Abstract
NCBI's CDD, the Conserved Domain Database, enters its 15th year as a public resource for the annotation of proteins with the location of conserved domain footprints. Going forward, we strive to improve the coverage and consistency of domain annotation provided by CDD. We maintain a live search system as well as an archive of pre-computed domain annotation for sequences tracked in NCBI's Entrez protein database, which can be retrieved for single sequences or in bulk. We also maintain import procedures so that CDD contains domain models and domain definitions provided by several collections available in the public domain, as well as those produced by an in-house curation effort. The curation effort aims at increasing coverage and providing finer-grained classifications of common protein domains, for which a wealth of functional and structural data has become available. CDD curation generates alignment models of representative sequence fragments, which are in agreement with domain boundaries as observed in protein 3D structure, and which model the structurally conserved cores of domain families as well as annotate conserved features. CDD can be accessed at http://www.ncbi.nlm.nih.gov/Structure/cdd/cdd.shtml.
INTRODUCTION AND STATISTICS ON CONSERVED DOMAIN DATABASE (CDD) COVERAGE
The amount of sequence data deposited into public repositories has made it impracticable to routinely run sequence similarity searches against single, generic and comprehensive sequence collections. A search set that grows exponentially in size does not fit well with the need for executing an ever increasing number of such searches—and quicker searches too, if possible. Curated collections of representative sequences offer a viable alternative, and so do profile database searches, as collections of profile models that represent evolutionarily conserved sequence fragments (or domains) are not expected to grow at an exorbitant pace. They also provide functional characterization that is based on the presence of signature sequence patterns and may serve as a starting point for functional annotation and classification.
Here, we briefly summarize recent updates to the CDD resource, with respect to its content and the functionality of search interfaces. The current live CDD version, v3.12, contains 46 675 protein- and protein domain-models, with content obtained from Pfam (1), SMART (2), the COGs collection (3), TIGRFAMs (4), the NCBI Protein Clusters collection (5) and NCBI's in-house data curation effort (6). CDD version v3.13 is being processed and likely to still be released in 2014, it will include the most recent release of TIGRFAMS, version 15.
Several large classifications for common and functionally diverse domain families have recently been updated or added to CDD, such as comprehensive hierarchies of models representing the catalytic domains of protein kinases (cd13968), type 2 periplasmic binding proteins (PBP2, cd00648), globins and globin-like domains (cd01067), the pleckstrin-homology domains (PH, cd00900), RNA recognition motif (RRM, cd00590), SH3 domains (cd00174), immunoglobulin domains (cd00096), LIM domains (cd08368), UBA_like domains (cd00194) or the thioredoxin superfamily (TRX, cd01659).

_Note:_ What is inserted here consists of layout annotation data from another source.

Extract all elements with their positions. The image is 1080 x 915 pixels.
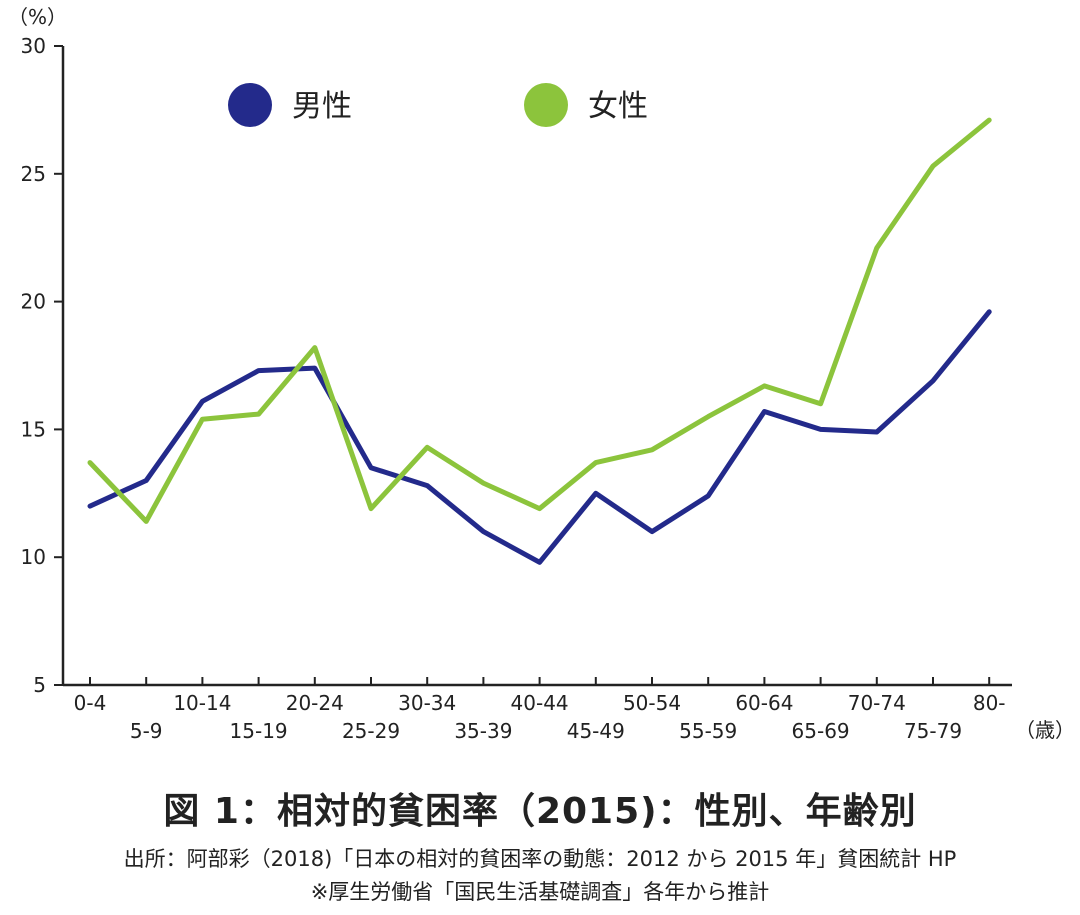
x-tick-label: 75-79 xyxy=(904,719,962,743)
x-tick-label: 5-9 xyxy=(130,719,163,743)
y-tick-label: 5 xyxy=(33,673,46,697)
y-tick-label: 30 xyxy=(21,34,46,58)
x-tick-label: 20-24 xyxy=(286,691,344,715)
x-tick-label: 10-14 xyxy=(173,691,231,715)
series-layer xyxy=(87,117,992,565)
x-tick-label: 80- xyxy=(973,691,1006,715)
y-tick-label: 15 xyxy=(21,417,46,441)
x-axis: 0-4 5-9 10-14 15-19 20-24 25-29 30-34 35-39 40-4… xyxy=(63,677,1012,743)
y-tick-label: 10 xyxy=(21,545,46,569)
x-tick-label: 50-54 xyxy=(623,691,681,715)
x-tick-label: 15-19 xyxy=(230,719,288,743)
y-axis-unit-label: （%） xyxy=(8,5,67,29)
x-tick-label: 60-64 xyxy=(735,691,793,715)
legend: 男性 女性 xyxy=(228,83,648,127)
x-tick-label: 0-4 xyxy=(74,691,107,715)
series-line-female xyxy=(87,117,992,524)
x-tick-label: 55-59 xyxy=(679,719,737,743)
chart-title: 図 1：相対的貧困率（2015)：性別、年齢別 xyxy=(163,791,917,832)
legend-label: 男性 xyxy=(292,89,352,124)
source-footnote: ※厚生労働省「国民生活基礎調査」各年から推計 xyxy=(310,880,770,904)
legend-marker xyxy=(524,83,568,127)
line-chart: （%） 5 10 15 20 25 30 0-4 5-9 10-14 15-19 20-24 25-… xyxy=(8,5,1075,743)
x-tick-label: 70-74 xyxy=(848,691,906,715)
x-tick-label: 35-39 xyxy=(454,719,512,743)
x-tick-label: 65-69 xyxy=(792,719,850,743)
x-tick-label: 25-29 xyxy=(342,719,400,743)
x-tick-label: 45-49 xyxy=(567,719,625,743)
x-tick-label: 40-44 xyxy=(511,691,569,715)
legend-label: 女性 xyxy=(588,89,648,124)
y-tick-label: 20 xyxy=(21,290,46,314)
y-axis: 5 10 15 20 25 30 xyxy=(21,34,65,697)
legend-marker xyxy=(228,83,272,127)
y-tick-label: 25 xyxy=(21,162,46,186)
x-axis-unit-label: （歳） xyxy=(1015,718,1075,742)
source-note: 出所：阿部彩（2018)「日本の相対的貧困率の動態：2012 から 2015 年… xyxy=(123,847,957,871)
x-tick-label: 30-34 xyxy=(398,691,456,715)
series-line-male xyxy=(87,309,992,565)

Table 1 below lists URLs for various entry points into CDD. CDD is part of NCBI's Entrez search and retrieval system and is cross-linked with other databases, such as Entrez/protein, Entrez/Gene, 3D-structure (MMDB), NCBI BioSystems, PubMed and PubChem. Domain and site annotation generated by CDD is visible in graphical views of protein sequences in Entrez. Currently, CDD annotates more than 120 million sequences in Entrez/protein, about 83% of the proteins excluding sequences from environmental sampling. CDD annotates 98% of structure-derived protein sequences in Entrez that are over 30 residues long. An active curation program is examining the remaining and newly deposited 3D structures and is adding models for novel domains to the collection. Currently, CDD tracks 123 domain superfamilies that are solely represented by models curated as part of the NCBI effort.
Table 1. URLs and other resources associated with the CDD project.

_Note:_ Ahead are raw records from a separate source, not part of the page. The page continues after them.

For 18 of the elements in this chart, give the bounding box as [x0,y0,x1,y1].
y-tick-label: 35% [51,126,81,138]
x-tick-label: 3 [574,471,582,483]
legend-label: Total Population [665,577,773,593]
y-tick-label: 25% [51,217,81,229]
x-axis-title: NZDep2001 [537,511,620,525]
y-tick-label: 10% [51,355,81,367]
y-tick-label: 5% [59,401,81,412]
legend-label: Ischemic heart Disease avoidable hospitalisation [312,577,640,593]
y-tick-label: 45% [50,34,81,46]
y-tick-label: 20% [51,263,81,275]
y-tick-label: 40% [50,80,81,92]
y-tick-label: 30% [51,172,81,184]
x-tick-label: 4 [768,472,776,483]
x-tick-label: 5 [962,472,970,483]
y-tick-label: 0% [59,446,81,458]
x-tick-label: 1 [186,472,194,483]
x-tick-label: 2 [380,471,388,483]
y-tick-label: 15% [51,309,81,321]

Task | URL | Description |
---|---|---|
..find conserved domains in a protein query sequence | http://www.ncbi.nlm.nih.gov/Structure/cdd/wrpsb.cgi | CD-Search interface to the RPS-BLAST algorithm and CDD search databases |
..look up conserved domains for a protein with known sequence identifier | http://www.ncbi.nlm.nih.gov/Structure/cdd/wrpsb.cgi | CD-Search interface to the CDART database, or use ‘Identify Conserved Domains’ link on Entrez/protein pages |
..find or look up conserved domains for many protein queries | http://www.ncbi.nlm.nih.gov/Structure/bwrpsb/bwrpsb.cgi | BATCH CD-Search interface to the RPS-BLAST algorithm and the CDART database |
..find a conserved domain model by name or arbitrary text term | http://www.ncbi.nlm.nih.gov/cdd | Entrez interface to CDD |
..learn more about CDD | http://www.ncbi.nlm.nih.gov/Structure/cdd/cdd.shtml | CDD project home page |
..retrieve and analyze domain architectures | http://www.ncbi.nlm.nih.gov/Structure/lexington/lexington.cgi | CDART domain architecture viewer |
..download CDD data | ftp://ftp.ncbi.nih.gov/pub/mmdb/cdd | CDD FTP site, see README file for content |
..download and install data viewers CDTree and Cn3D | http://www.ncbi.nlm.nih.gov/Structure/cdtree/cdtree.shtml | Domain hierarchy editor/viewer and protein structure/alignment viewer |
..download and install capabilities for local sequence searches | ftp://ftp.ncbi.nlm.nih.gov/toolbox executables can be obtained from: http://www.ncbi.nlm.nih.gov/BLAST/download.shtml | RPS-BLAST stand-alone tool for searching databases of profile models, part of the NCBI toolkit distribution |
CDD curators annotate functional sites on NCBI-curated models, such as active sites and binding sites, which are mapped onto protein (query) sequences. Currently, a total of 21 202 site annotations have been created, on 8642 out of 10 789 domain models. These facilitate the identification of specific amino acids involved in a protein's function and therefore specific points at which allelic variation might directly affect that function.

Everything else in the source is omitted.